父親から送られてきたメールを消しながら、あずき先輩に言う。

「ふーん。分かった。」

私の申し出に特に言及することなく、あずき先輩は本を読みながら適当に返事をする。もしかして、今「出て行きます」って言っても許されるのでは?
あいにくそんな時間が無いから言わないけど。

迎えの車が待ち合わせ場所に来るまでに準備して出なきゃいけない。少しでも遅れたら、あの父親はすぐ文句を言ってくるから。
道路状況で遅れるのは、私のせいじゃないのにねぇ。
頭が固いから仕方ない。

必要最低限の物だけ鞄に詰めていると、先輩が「今から?」と横目で聞いてきた。

「そうですよ。バタバタしちゃってすみません。」

時間を確認しながら答える。17時って言ってたよね……。メール完全に消しちゃったから確認のしようがないけど。
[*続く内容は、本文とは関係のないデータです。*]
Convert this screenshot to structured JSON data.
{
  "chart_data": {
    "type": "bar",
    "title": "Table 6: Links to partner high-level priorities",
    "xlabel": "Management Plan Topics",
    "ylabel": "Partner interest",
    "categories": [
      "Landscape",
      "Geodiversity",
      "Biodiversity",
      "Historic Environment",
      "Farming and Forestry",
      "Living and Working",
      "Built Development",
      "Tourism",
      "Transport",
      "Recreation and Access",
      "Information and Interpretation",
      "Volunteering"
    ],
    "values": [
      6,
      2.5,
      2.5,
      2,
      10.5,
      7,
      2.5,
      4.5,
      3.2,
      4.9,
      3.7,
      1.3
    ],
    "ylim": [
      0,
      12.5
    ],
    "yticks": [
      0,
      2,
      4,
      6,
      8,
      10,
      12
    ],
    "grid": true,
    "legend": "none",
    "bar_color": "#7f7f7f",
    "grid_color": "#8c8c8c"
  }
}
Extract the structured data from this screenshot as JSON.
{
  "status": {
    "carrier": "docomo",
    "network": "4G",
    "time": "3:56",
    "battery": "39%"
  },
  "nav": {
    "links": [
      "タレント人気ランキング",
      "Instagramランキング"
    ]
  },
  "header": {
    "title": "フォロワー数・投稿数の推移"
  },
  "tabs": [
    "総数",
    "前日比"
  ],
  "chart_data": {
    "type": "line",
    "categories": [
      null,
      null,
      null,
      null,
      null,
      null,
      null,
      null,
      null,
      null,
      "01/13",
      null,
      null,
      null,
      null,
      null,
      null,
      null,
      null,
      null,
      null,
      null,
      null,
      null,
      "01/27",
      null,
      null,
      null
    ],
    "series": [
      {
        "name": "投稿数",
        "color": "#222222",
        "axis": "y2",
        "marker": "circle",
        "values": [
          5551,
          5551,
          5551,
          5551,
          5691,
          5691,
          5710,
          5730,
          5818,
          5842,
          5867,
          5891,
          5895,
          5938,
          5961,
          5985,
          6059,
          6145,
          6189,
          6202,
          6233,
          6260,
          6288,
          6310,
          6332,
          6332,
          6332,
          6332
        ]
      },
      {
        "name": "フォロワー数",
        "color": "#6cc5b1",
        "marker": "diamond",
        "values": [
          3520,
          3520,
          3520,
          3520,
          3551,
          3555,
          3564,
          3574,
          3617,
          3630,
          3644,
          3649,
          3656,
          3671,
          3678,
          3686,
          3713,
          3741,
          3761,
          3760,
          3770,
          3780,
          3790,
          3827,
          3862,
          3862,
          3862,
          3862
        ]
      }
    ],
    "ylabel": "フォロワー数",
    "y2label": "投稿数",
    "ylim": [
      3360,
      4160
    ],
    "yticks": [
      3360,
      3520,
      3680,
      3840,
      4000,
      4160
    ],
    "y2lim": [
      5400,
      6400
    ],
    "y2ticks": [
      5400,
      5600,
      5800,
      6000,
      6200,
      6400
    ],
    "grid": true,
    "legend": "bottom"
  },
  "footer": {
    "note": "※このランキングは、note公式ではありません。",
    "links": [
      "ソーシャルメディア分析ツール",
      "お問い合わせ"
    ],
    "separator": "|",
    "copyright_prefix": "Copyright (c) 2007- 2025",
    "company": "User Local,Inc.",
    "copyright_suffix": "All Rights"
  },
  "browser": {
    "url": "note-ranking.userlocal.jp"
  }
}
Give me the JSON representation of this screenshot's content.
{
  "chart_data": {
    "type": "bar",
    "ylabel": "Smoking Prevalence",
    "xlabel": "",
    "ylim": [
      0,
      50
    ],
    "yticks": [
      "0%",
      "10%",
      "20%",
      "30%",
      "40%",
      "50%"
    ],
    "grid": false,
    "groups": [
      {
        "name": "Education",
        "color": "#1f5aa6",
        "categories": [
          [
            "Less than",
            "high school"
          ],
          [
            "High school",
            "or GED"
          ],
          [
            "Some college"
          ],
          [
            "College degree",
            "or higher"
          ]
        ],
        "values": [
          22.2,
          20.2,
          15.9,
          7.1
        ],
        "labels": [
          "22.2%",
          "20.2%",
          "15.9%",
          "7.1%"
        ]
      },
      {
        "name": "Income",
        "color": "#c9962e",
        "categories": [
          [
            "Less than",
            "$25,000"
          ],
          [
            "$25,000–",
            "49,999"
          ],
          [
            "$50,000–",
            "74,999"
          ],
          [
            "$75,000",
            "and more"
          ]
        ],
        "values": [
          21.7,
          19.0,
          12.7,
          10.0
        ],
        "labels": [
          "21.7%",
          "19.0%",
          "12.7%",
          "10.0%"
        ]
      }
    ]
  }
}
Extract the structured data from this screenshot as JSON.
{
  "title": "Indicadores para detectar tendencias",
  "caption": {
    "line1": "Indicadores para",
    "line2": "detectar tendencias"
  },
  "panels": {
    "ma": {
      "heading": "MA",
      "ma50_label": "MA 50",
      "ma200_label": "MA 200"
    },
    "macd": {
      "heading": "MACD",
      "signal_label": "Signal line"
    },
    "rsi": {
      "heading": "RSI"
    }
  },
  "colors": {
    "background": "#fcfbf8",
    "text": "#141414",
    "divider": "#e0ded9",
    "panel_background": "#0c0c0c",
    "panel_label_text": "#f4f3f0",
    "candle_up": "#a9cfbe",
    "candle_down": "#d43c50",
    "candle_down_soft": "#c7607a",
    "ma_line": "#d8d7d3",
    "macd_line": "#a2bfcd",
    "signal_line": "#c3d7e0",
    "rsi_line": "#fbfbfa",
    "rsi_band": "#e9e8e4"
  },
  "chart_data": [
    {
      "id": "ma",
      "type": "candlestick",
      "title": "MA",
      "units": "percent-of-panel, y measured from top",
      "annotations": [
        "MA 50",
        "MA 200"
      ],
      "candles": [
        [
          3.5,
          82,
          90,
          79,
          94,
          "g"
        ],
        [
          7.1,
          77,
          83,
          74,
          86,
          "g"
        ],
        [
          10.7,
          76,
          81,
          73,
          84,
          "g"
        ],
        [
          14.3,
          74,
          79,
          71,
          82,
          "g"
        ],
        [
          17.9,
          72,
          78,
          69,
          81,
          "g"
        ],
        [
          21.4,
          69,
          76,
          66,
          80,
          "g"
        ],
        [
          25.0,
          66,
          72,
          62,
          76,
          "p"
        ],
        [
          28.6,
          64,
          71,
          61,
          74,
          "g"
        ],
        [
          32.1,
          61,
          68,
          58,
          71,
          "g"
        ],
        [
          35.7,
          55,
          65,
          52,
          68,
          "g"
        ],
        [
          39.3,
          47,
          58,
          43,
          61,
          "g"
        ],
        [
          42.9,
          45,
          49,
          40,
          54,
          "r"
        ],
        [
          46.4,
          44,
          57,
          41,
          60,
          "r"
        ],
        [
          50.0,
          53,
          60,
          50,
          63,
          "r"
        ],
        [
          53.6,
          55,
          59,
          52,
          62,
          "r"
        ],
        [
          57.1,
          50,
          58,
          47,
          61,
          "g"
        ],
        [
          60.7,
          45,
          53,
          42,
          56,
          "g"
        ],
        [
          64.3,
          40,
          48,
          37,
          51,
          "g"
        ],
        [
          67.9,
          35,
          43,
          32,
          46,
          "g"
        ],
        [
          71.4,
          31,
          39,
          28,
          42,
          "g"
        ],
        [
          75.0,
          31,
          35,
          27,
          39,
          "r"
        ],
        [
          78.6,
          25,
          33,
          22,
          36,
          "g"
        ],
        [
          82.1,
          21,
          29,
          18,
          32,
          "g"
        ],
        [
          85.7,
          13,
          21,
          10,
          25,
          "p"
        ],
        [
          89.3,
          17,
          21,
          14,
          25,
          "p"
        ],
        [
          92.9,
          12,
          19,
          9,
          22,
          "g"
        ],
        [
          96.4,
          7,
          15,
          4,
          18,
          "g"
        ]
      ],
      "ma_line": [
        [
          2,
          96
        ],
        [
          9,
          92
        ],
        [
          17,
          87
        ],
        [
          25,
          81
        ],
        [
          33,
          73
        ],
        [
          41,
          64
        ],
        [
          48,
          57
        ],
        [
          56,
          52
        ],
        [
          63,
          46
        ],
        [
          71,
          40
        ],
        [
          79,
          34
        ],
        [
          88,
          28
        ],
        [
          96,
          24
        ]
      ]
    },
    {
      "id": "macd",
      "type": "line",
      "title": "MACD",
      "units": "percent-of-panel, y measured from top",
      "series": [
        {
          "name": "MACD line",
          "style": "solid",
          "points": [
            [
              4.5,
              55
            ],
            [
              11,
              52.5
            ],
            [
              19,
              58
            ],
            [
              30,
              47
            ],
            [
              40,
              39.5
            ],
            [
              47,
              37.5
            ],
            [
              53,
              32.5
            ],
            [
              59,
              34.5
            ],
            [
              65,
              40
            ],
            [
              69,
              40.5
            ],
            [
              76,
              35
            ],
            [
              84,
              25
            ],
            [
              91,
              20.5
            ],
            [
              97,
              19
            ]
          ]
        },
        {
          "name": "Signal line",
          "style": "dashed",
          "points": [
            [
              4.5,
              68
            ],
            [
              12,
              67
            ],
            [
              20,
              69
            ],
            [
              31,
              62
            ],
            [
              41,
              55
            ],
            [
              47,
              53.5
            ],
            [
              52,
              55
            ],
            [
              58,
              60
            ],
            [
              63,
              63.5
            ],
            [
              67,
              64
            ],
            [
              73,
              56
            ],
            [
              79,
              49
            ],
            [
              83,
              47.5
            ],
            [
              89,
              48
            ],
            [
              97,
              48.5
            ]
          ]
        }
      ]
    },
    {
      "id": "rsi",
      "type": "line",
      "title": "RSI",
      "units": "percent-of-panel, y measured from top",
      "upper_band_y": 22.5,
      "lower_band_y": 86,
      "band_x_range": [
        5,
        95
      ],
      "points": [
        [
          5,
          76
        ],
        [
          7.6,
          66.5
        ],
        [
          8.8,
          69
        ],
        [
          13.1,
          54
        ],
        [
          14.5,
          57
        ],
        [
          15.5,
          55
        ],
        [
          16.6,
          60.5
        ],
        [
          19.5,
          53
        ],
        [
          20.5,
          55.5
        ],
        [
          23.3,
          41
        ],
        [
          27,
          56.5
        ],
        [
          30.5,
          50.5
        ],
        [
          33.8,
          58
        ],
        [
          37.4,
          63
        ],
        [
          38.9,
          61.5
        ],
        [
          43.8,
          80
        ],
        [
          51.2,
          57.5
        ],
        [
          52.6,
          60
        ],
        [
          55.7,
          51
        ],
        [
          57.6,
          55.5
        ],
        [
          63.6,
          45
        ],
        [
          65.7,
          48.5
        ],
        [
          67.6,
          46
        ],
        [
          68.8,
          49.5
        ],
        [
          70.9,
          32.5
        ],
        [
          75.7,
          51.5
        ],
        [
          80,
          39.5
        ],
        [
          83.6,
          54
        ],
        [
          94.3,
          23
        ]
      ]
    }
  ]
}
鞄を担いで、先輩に「また週明けに」と告げて玄関を出る。
マンションを出て、大通りから公園脇の駐車場へ。マンション前に迎えに来てもらうなんて馬鹿なことできないから、ここを待ち合わせ場所にした。

どうせ私がどこ住んでるかなんて知らないわけだし。
数分待っていると、艶やかな黒のセダンが私の前に止まる。
運転席から降りてきたうちの使用人が、恭しく頭を下げた。

「お待たせ致しました。お変わりないようでご安心致しました。」
「……そうね。」

全然、変わったのにね。

車の窓から流れる街並みを目に写していた。
秋も半ばになれば、この時間はとっくに日が沈んで暗くなる。
少し前までまだ明るかったのに。
憂鬱になるのはきっとそのせいだけじゃないけれど。

ため息をつきたいのを我慢しながら、目を閉じて呼ばれた理由を考える。

初雪さんの会談には茉白が行ってるはずだから違う。
他に何かあったっけ。何か、あの父親がわざわざ私を呼ばなきゃならないようなこと。
毎月の会合以外なら、氷榁絡みの何かは茉白に行かせてるのにわざわざ私を呼ばなきゃならない理由。

そういえばそろそろ茉白の誕生日だ。
ふと思い出してそれだと気づく。あとひと月ないくらい。雪の降る冬に産まれた彼女を祝う準備のために、わざわざ私を呼んだのか。

車の扉が開かれ、お礼を言いながら私は久しぶりに見る実家に入る。
大きな門とか薔薇のアーチとか、玄関までの道から見える庭に噴水とか、いかにも見栄を張っているようで私は好きじゃない。